Broadcast and Accumulate

class bndl.compute.accumulate.Accumulator(ctx, host, initial, accumulator_id=None)[source]

Bases: object

A value on which commutative and associative operations can be performed from remote workers.

bndl.compute.broadcast.broadcast(ctx, value, serialization='auto', deserialization=None)[source]

Broadcast data to workers.

Parameters:
  • value (object) – The value to broadcast.
  • serialization (str) – The format to serialize the broadcast value into. Must be one of auto, pickle, marshal, json, binary or text.
  • deserialization (None or function(bytes) –

Data can be ‘shipped’ along to workers in the closure of e.g. a mapper function, but in that case the data is sent once for every partition (task to be precise). For ‘larger’ values this may be wasteful. Use this for instance with lookup tables of e.g. a MB or more.

Note that the broadcast data is loaded on each worker (but only if the broadcast variable is used). The machine running the workers should thus have enough memory to spare.
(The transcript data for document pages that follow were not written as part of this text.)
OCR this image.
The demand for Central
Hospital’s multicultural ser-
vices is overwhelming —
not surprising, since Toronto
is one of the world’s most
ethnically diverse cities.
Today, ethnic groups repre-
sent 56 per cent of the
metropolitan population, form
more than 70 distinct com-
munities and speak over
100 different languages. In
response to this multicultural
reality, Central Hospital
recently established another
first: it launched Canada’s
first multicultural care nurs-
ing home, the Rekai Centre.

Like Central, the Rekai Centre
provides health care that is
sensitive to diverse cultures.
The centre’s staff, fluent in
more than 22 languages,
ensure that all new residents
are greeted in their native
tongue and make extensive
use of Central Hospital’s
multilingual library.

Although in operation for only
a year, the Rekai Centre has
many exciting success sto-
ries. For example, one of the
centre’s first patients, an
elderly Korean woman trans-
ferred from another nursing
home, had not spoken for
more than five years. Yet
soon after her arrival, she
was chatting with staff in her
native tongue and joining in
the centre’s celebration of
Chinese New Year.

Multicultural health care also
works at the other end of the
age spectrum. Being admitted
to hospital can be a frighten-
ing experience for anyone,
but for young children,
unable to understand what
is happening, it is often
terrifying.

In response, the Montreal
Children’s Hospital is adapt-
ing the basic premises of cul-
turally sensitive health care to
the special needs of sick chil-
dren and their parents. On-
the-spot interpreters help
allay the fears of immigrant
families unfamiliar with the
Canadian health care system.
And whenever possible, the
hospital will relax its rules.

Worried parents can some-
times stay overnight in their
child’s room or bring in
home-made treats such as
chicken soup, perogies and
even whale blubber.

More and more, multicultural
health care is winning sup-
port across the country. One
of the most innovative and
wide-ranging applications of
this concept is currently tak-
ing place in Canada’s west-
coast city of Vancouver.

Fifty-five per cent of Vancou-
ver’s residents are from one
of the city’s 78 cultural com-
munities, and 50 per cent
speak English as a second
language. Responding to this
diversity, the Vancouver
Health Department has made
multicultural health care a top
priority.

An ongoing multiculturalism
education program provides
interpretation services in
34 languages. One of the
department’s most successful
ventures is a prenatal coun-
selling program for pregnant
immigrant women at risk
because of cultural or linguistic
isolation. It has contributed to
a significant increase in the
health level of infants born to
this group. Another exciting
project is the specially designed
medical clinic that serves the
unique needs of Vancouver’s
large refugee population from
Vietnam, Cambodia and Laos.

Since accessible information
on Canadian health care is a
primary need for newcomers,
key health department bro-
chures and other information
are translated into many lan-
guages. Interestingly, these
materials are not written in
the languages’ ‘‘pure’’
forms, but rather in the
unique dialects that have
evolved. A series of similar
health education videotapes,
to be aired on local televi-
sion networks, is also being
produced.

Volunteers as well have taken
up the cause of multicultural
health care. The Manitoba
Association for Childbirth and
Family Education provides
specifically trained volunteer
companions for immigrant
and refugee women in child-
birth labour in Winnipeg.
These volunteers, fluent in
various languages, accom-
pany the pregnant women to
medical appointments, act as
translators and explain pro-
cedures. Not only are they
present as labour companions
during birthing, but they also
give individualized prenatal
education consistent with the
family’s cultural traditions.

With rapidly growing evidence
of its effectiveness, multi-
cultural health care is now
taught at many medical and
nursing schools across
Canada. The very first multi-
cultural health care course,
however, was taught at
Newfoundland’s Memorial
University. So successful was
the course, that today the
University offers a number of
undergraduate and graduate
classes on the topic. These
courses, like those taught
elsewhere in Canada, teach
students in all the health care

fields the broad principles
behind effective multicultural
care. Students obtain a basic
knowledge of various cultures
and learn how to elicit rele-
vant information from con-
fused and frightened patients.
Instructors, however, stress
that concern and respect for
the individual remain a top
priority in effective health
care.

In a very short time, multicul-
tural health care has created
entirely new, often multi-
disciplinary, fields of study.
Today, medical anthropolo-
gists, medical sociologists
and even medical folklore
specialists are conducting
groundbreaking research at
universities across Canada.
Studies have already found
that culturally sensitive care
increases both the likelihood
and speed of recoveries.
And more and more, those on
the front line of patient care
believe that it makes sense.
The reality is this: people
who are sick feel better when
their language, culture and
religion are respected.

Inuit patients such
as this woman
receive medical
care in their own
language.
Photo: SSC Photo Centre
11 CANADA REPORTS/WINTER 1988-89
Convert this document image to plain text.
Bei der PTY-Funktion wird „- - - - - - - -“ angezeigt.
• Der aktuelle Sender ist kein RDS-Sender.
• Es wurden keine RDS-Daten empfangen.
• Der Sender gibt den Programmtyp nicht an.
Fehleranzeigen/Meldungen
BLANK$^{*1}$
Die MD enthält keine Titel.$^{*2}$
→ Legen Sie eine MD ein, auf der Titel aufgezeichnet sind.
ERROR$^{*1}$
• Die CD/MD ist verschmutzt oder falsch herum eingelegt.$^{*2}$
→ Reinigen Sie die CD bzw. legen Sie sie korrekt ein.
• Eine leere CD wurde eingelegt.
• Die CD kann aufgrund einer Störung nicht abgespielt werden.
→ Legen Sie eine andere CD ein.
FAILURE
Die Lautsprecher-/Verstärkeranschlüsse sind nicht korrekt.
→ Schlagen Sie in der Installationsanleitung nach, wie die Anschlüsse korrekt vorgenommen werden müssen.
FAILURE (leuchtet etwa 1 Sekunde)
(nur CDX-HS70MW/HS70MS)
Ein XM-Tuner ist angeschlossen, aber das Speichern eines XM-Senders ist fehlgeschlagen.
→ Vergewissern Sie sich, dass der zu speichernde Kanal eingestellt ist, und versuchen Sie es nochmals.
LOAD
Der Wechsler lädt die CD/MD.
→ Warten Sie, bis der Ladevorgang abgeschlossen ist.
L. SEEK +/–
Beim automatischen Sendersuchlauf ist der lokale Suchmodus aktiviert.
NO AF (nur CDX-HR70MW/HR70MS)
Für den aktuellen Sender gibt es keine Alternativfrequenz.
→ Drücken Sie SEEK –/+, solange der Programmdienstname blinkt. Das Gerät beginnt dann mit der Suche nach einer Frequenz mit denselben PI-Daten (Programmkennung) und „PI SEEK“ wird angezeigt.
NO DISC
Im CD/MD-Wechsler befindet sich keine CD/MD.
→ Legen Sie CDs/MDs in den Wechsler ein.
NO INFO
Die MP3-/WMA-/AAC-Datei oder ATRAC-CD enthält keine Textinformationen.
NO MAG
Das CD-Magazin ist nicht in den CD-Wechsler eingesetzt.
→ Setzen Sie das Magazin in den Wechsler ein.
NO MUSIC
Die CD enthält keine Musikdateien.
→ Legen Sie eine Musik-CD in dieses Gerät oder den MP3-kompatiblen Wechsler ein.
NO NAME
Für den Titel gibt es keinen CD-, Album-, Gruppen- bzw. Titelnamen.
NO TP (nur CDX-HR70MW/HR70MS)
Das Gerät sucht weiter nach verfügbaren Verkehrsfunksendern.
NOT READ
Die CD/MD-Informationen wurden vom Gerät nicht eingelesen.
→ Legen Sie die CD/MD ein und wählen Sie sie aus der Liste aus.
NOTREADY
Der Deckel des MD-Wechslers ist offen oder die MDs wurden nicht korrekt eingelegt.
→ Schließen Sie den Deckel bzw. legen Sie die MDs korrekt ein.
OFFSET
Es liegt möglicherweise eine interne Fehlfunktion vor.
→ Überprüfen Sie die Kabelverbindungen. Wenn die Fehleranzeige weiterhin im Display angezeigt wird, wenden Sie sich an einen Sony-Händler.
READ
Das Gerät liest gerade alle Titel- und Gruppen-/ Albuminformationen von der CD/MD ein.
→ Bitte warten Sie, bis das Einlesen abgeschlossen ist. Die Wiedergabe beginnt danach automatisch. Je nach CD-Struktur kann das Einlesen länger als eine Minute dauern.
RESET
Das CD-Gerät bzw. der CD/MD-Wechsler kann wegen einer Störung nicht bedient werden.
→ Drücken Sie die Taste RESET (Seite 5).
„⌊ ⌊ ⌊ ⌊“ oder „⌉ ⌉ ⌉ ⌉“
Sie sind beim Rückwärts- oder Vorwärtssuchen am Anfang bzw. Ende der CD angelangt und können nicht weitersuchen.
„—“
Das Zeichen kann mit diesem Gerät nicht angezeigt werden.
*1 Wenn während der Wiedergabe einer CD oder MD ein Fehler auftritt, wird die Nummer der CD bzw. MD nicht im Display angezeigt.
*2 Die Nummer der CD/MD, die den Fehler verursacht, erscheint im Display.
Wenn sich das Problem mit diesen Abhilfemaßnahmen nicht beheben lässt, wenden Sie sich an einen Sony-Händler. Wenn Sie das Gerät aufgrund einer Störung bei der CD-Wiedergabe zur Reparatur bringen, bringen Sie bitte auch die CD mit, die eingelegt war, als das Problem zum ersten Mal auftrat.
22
If deserialization is set serialization must not be set and value must be of type bytes. Otherwise serialize is used to serialize value and its natural deserialization counterpart is used (e.g. bytes.decode followed by json.loads for the ‘json’ serialization format).

Example usage:

>>> tbl = ctx.broadcast(dict(zip(range(4), 'abcd')))
>>> ctx.range(4).map(lambda i: tbl.value[i]).collect()
['a', 'b', 'c', 'd']